Is Meeting Needs Wrong? Fighting the "Internalized Critic"

Working until 5 PM, my hands were cold. I realized this was a signal of overusing my brain and poor circulation. I should have gone to get some hot water or walked around, but a voice popped up: “What will my colleagues think? Will they think I’m always running to the bathroom and not working seriously?”

This is the “Internalized Critic.” It uses seemingly reasonable excuses to stop us from practicing self-care.

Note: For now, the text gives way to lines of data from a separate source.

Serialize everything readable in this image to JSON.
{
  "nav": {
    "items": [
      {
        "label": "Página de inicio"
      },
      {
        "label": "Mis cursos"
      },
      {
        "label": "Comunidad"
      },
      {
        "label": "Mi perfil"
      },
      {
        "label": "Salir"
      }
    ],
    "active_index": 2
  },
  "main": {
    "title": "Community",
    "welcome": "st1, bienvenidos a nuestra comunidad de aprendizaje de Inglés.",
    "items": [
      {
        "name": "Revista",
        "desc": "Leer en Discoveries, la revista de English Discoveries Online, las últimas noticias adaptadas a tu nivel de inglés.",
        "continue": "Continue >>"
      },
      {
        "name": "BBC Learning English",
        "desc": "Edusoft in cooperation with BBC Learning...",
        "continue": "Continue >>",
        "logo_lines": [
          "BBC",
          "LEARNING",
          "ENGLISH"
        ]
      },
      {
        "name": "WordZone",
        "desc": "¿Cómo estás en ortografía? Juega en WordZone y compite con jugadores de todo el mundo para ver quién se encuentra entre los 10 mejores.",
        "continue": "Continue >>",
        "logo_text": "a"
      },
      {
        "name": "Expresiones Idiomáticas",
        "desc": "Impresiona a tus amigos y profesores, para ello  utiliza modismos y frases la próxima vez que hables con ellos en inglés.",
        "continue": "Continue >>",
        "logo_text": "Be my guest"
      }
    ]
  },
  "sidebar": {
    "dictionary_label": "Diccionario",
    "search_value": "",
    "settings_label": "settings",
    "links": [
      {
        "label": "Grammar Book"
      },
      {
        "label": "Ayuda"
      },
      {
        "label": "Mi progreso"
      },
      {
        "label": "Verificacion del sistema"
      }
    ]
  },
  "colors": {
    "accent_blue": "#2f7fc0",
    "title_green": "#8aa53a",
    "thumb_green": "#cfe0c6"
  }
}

Why Is This Voice So Stubborn?

It stems from early “blame education.” When a child’s normal physiological or emotional needs (hunger, tiredness, crying) were met with criticism, their subconscious internalized a belief: “Meeting my needs is wrong; it bothers others.”

Fact-Checking (CBT)

  1. Catch Automatic Thoughts: “I can’t rest; people will think I’m lazy.”
  2. Find Evidence Against It:
    • Most colleagues are busy with their own work and aren’t paying attention to me.
    • Do I track how many times my colleagues go to the bathroom? No.
    • Drinking water and resting improve efficiency, not avoid work.
  3. Reframe with Neutral Thoughts: “This is my body signaling a need. I have the right to meet basic needs. No one cares, and even if they do, it has nothing to do with my competence.”

Only when you put yourself first does that “fabricated judgment” lose its power.